Amores Materialistas deixa sensibilidade de lado para tratar amor como negócio
Capitalismo se apodera do sentimento no novo filme de Celine Song
Em 2023, peguei um ônibus do Rio de Janeiro para São Paulo, para participar da CCXP daquele ano. Já era noite e estava no assento da janela. No reflexo do vidro era possível ver que o passageiro da frente estava utilizando um aplicativo de relacionamento. Até aí, tudo normal. O que chamou a atenção era a velocidade com que ele passava as opções de possíveis parceiras tanto para o sim quanto para o não. Era óbvio que o único “não negociável” em sua escolha era a aparência. Amores Materialistas, novo filme de Celine Song (Vidas Passadas), me remeteu diretamente a esse momento e a estruturação dos relacionamentos e sentimentos atuais. Mas seriam eles tão modernos assim?

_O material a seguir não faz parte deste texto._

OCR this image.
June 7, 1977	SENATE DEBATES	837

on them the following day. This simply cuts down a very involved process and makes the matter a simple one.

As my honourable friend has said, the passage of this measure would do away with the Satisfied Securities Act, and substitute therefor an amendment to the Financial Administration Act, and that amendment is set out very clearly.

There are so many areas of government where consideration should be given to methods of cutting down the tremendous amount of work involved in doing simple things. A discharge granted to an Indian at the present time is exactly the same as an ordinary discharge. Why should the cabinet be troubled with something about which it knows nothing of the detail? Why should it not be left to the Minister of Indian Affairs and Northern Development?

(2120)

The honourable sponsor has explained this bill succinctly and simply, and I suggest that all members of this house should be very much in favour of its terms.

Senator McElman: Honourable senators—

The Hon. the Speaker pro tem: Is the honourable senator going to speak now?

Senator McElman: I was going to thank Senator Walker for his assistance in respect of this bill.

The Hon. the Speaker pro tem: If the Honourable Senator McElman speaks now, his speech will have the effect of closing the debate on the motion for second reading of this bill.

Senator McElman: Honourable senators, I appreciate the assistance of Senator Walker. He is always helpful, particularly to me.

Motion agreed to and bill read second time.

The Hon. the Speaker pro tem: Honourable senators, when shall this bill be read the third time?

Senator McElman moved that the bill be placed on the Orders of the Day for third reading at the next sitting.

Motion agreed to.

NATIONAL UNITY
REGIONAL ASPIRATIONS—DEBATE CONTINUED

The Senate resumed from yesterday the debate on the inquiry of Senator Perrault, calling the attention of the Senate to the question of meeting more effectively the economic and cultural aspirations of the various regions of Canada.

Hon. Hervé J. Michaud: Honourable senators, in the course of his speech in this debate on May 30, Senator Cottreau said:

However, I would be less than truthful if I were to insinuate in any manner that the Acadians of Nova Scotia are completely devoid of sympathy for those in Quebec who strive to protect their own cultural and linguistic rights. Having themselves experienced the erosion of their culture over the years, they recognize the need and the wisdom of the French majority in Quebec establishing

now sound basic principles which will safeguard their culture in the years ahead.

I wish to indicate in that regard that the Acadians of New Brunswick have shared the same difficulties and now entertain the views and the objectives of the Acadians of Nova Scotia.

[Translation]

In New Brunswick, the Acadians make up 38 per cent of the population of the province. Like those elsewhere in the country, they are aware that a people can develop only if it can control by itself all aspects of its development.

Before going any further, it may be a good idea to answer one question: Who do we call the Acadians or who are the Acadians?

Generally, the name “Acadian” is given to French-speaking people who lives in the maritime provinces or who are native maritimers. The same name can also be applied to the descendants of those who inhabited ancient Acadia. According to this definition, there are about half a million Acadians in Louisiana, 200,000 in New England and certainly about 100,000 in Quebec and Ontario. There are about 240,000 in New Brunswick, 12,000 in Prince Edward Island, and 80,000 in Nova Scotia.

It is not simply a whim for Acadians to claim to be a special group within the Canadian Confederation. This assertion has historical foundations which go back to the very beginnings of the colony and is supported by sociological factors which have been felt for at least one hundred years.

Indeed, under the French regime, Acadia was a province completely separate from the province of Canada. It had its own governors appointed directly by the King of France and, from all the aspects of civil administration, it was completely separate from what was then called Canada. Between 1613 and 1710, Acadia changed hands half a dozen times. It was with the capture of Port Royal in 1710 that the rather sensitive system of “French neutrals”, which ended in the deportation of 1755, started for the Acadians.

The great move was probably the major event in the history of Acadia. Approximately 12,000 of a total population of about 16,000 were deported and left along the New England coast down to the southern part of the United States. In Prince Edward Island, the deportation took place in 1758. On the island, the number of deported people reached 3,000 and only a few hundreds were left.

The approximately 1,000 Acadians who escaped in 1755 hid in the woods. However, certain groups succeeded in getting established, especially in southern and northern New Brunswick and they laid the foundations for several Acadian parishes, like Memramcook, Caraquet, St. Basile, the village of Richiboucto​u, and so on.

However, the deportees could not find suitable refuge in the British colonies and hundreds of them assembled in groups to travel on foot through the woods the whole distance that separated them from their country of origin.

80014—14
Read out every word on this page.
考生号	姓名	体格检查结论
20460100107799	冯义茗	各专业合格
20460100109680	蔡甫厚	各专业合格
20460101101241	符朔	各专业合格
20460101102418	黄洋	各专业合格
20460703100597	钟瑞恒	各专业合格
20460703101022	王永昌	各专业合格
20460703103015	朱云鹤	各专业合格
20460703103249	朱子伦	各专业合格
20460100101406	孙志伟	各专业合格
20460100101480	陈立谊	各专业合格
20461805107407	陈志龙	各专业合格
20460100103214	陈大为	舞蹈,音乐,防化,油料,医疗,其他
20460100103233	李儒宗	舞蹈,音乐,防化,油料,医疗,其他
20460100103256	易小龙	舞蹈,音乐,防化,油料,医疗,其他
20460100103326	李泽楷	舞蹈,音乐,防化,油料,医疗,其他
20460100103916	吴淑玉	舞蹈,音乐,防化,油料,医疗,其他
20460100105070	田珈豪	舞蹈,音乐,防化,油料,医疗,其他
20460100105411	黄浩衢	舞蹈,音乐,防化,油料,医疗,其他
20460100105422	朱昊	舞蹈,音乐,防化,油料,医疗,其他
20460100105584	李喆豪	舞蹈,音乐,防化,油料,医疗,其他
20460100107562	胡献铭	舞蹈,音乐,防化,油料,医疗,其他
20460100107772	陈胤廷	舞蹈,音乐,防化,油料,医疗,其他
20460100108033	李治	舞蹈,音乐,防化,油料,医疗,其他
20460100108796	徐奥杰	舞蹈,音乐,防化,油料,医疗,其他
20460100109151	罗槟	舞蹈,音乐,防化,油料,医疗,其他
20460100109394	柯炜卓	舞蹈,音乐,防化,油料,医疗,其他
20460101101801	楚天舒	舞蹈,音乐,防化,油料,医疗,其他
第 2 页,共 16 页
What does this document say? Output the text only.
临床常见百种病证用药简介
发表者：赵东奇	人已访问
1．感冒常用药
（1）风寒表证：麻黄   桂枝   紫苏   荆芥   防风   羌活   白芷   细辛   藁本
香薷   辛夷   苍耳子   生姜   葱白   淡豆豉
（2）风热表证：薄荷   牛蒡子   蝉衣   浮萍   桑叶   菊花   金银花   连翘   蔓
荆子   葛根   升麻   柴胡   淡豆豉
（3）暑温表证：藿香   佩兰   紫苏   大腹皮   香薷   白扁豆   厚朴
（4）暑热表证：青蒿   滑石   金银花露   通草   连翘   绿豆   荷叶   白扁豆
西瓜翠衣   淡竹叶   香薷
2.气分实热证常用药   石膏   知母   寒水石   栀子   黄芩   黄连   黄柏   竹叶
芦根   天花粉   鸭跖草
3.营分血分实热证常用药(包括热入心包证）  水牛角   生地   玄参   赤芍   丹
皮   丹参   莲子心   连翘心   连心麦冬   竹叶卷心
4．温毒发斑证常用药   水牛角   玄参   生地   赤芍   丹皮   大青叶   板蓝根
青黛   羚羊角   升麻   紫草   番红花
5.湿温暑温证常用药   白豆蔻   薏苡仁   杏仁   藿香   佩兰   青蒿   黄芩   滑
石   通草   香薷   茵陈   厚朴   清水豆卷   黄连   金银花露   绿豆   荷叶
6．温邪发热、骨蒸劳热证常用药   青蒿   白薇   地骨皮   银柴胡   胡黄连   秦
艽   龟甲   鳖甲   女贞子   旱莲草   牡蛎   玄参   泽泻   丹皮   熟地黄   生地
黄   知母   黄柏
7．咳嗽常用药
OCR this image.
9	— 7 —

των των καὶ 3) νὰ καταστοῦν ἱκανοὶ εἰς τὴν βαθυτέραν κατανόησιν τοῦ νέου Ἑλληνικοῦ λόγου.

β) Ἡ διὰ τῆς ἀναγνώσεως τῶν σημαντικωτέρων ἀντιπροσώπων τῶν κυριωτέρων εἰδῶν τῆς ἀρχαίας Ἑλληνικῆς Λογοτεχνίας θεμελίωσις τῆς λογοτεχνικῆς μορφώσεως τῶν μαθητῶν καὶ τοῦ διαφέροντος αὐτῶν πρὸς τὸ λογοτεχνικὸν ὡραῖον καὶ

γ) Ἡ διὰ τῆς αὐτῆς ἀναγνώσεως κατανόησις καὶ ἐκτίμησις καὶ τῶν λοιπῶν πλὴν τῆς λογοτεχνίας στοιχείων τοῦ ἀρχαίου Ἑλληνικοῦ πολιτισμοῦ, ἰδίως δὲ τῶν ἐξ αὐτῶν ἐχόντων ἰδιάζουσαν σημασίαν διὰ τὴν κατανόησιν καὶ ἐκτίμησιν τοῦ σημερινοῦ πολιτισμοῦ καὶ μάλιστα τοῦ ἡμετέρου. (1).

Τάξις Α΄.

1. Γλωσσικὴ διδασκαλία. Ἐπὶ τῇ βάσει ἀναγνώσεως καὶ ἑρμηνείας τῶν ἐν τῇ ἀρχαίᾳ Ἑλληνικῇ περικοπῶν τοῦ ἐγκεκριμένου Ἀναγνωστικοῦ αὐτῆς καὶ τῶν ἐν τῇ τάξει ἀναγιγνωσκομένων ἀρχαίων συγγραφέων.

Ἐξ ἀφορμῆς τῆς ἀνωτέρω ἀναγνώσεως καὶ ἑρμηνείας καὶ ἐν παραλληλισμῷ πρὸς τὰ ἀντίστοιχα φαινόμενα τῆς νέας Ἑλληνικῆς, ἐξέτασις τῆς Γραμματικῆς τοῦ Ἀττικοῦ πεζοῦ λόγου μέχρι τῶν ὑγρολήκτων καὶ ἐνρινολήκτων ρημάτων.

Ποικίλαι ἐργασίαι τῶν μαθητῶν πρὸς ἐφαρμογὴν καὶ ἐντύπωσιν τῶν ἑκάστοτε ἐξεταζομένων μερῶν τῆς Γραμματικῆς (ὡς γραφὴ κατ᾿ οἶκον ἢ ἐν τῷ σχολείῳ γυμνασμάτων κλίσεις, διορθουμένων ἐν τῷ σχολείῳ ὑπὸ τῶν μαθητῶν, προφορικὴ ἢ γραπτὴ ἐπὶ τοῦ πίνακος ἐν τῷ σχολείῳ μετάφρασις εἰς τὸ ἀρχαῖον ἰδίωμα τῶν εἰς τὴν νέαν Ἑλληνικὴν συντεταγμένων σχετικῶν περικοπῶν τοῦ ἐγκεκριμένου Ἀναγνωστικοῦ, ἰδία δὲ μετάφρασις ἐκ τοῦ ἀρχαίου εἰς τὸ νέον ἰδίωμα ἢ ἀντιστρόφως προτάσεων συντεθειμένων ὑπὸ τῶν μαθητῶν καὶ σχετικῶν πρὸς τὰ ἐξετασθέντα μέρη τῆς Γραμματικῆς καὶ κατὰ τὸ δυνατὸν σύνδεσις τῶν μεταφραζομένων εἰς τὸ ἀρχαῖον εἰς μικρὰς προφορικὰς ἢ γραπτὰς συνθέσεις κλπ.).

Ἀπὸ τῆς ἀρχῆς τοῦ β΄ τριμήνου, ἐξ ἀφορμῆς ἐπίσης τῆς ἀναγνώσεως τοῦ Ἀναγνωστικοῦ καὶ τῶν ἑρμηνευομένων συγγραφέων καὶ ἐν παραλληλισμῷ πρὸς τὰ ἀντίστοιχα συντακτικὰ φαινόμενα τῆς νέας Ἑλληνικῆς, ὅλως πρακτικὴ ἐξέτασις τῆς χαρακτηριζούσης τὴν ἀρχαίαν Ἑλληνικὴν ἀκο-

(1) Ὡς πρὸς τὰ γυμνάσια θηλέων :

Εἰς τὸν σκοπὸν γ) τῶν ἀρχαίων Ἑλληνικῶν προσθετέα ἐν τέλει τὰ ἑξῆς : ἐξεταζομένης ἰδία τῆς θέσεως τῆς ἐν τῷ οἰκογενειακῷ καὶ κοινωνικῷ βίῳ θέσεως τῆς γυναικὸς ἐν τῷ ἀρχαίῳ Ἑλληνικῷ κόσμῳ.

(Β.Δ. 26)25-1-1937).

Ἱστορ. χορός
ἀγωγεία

A história acompanha Lucy (Dakota Johnson), uma “casamenteira”, que trabalha em uma agência que fatura milhões para conseguir relacionamentos e casamentos para suas clientes. Em entrevistas e encontros, ela consegue catalogar tudo o que ambos os lados da relação esperam do outro parceiro. O foco inicial, claro, está nos padrões de beleza, profissões e qual o salário anual de cada um. Nesse meio tempo ela vai conhecer Harry, um milionário interpretado por Pedro Pascal, e reencontrar John (Chris Evans), seu antigo namorado, que trabalha como garçom e tenta a vida como ator.
A premissa de Amores Materialistas parece básica ao olharmos pela sinopse ou pelo trailer, que promete mais um romance qualquer, aproveitando a imagem do triângulo amoroso formado por seus astros. Entretanto, assim como Vidas Passadas também pode enganar pela sua simplicidade, aqui, Celine Song deixa a sensibilidade do filme anterior de lado para olhar o amor como uma forma de negócio, uma estruturação que permite adequar nosso futuro e planejar o “felizes para sempre”. A grande questão é: precisamos de alguém ou algum aplicativo para fazer isso para nós? Song discute como o capitalismo exerce uma força extrema em nossas escolhas e como elas passaram a se tornar “naturais” quando o assunto é o amor eterno. Na visão de Lucy e de grande parte das suas clientes, a estabilidade financeira é primordial para a felicidade. Olhando pela nossa janela, estariam elas erradas? O que Amores Materialistas tenta nos mostrar é que esse é o novo natural e a história nunca abraça essa ideia como certa ou errada.
A escolha de Dakota Johnson como a protagonista pode até não parece a melhor. Mas ao longo da trama e com o desenvolvimento de Lucy, o aspecto angelical e a voz doce, que causa estranheza quando a atriz precisa se estressar, combina perfeitamente. A própria saturação da imagem de Pedro Pascal - em cartaz em três filmes no momento e com The Last of Us ainda na memória - ajuda na construção da ideia de que Harry é o “par perfeito”. O rosto simpático, galã-bom-moço, perfeito para ser o “pai de família” é o match ideal para os executivos de Hollywood e para a ideia de Song. O mesmo vale para Evans, o Capitão América gostosão que nunca - além da Marvel - parece ser levado a sério.
Song e o cinematógrafo Shabier Kirchner utilizam bem a fotografia para expressar essa dualidade do pensamento de Lucy e dos relacionamentos. Os enquadramentos simetricamente pensados e sem muita movimentação na estabilidade e segurança dela com Harry. A câmera na mão e o naturalismo quando está com John. A diretora torna a experiência muito clara - e que não deveria ser confundida com ser rasa - nunca enchendo de floreios algo que é tão cotidiano. Aliás, é impossível achar que uma determinada situação com o personagem de Pascal não foi proposital, dado seu papel mais recente.
Amores Materialistas não se debruça em longos diálogos - mesmo que eles estejam lá - e momentos de introspecção para discutir seu ponto principal. O roteiro de Celine Song é muito direto - e até debochado - com a situação. Ele se apropria dos clichês de comédias e romances para mostrar que o capitalismo nos faz querer um “amor concreto”, que nos estabeleça e nos dê segurança, mas que ao mesmo tempo o idealizemos como mágico e o momento perfeito para gastarmos uma fortuna com o casamento dos sonhos. Não é à toa que Lucy cite se sentir “valioso” algumas vezes na história. O amor pode até ser lindo, mas para Amores Materialistas, ele tem um preço e uma hora ou outra, ele será cobrado.